Ein weiteres wichtiges Instrument zur Prävention und Bearbeitung von Grenzverletzungen ist der «Bündner Standard». Er wird jeweils an die Bedürfnisse der jeweiligen Organisationen angepasst und kann daher nicht einfach übernommen werden. Der Standard hilft dabei, Grenzverletzungen zu erfassen, nach Schweregrad zu beurteilen und einen professionellen und transparenten Bearbeitungsprozess sicherzustellen, sowie auch Reflexionsfragen aufzustellen, die individuell beantwortet werden können. Er gebe allen Beteiligten mehr Sicherheit im Umgang mit einem hoch emotionalen Thema.

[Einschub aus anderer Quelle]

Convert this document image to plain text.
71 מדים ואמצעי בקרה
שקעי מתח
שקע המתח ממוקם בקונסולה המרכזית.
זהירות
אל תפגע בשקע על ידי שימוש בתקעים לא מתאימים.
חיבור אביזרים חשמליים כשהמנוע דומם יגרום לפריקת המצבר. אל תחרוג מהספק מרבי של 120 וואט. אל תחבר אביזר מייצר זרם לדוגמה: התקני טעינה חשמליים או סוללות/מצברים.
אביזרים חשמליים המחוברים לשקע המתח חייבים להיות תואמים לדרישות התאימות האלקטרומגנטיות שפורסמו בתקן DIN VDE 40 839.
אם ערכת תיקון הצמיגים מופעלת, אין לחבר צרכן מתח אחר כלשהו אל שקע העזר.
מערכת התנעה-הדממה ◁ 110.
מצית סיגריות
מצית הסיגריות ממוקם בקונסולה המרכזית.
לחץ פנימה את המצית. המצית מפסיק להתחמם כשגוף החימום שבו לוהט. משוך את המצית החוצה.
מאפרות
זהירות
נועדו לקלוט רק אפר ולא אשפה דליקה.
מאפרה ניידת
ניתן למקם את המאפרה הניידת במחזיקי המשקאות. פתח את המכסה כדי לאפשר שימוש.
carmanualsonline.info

«Ich muss nicht alles auf meinen Schultern tragen, ich darf mir auch Hilfe holen.»
Jasmin Scherrer - Interne Meldestelle «diheiplus», zititerte einen Bewohnenden.

Beispiele aus dem Alltag

Referent Lukas Wunderlich, Sozialpädagoge mit Spezialisierung auf Krisenintervention und Konfliktmanagement, erläutert, dass Schaffhausen einer der führenden Kantone im Bereich Gewaltprävention in Institutionen ist. Vor Ort waren auch Vertreterinnen und Vertreter der internen Meldestellen von Institutionen, die erzählt haben, was sie konkret machen, um Unterstützung anzubieten. Olaf Hölscher, von der Stiftung «Ungarbühl», hat erzählt, wie wichtig es ist, Berührungsängste abzubauen, sodass sich die Leute mehr trauen, auf ihn zuzukommen. Das bewirke er dadurch, dass er überall in die Institution hineinschaue und auf die Menschen zugehe. Auch für Jasmin Scherrer, von «diheiplus», ist es eine Herausforderung, nicht als «die vom Büro» erkannt zu werden. So hat sie selber ein Aufklärungsbüchlein in einfacher Sprache erstellt, mit dem sie interne Schulungen mit Klientinnen und Klienten und Arbeitenden durchführt. Sie hat auch Stimmen der Schulungsteilnehmenden gesammelt. Besonders berührend war für Sie, als eine der Bewohnenden realisiert hat: «Ich muss nicht alles auf meinen Schultern tragen, ich darf mir auch Hilfe holen.» Hanspeter Fehr, von der Meldestelle der «Altra», erklärt, dass sie nebst einem «Bündner Standard» ebenfalls einen Verhaltenskodex erstellt haben. Dieser ist für Klientinnen und Klienten sowie für Mitarbeitende auch in «Leichter Sprache» verfügbar.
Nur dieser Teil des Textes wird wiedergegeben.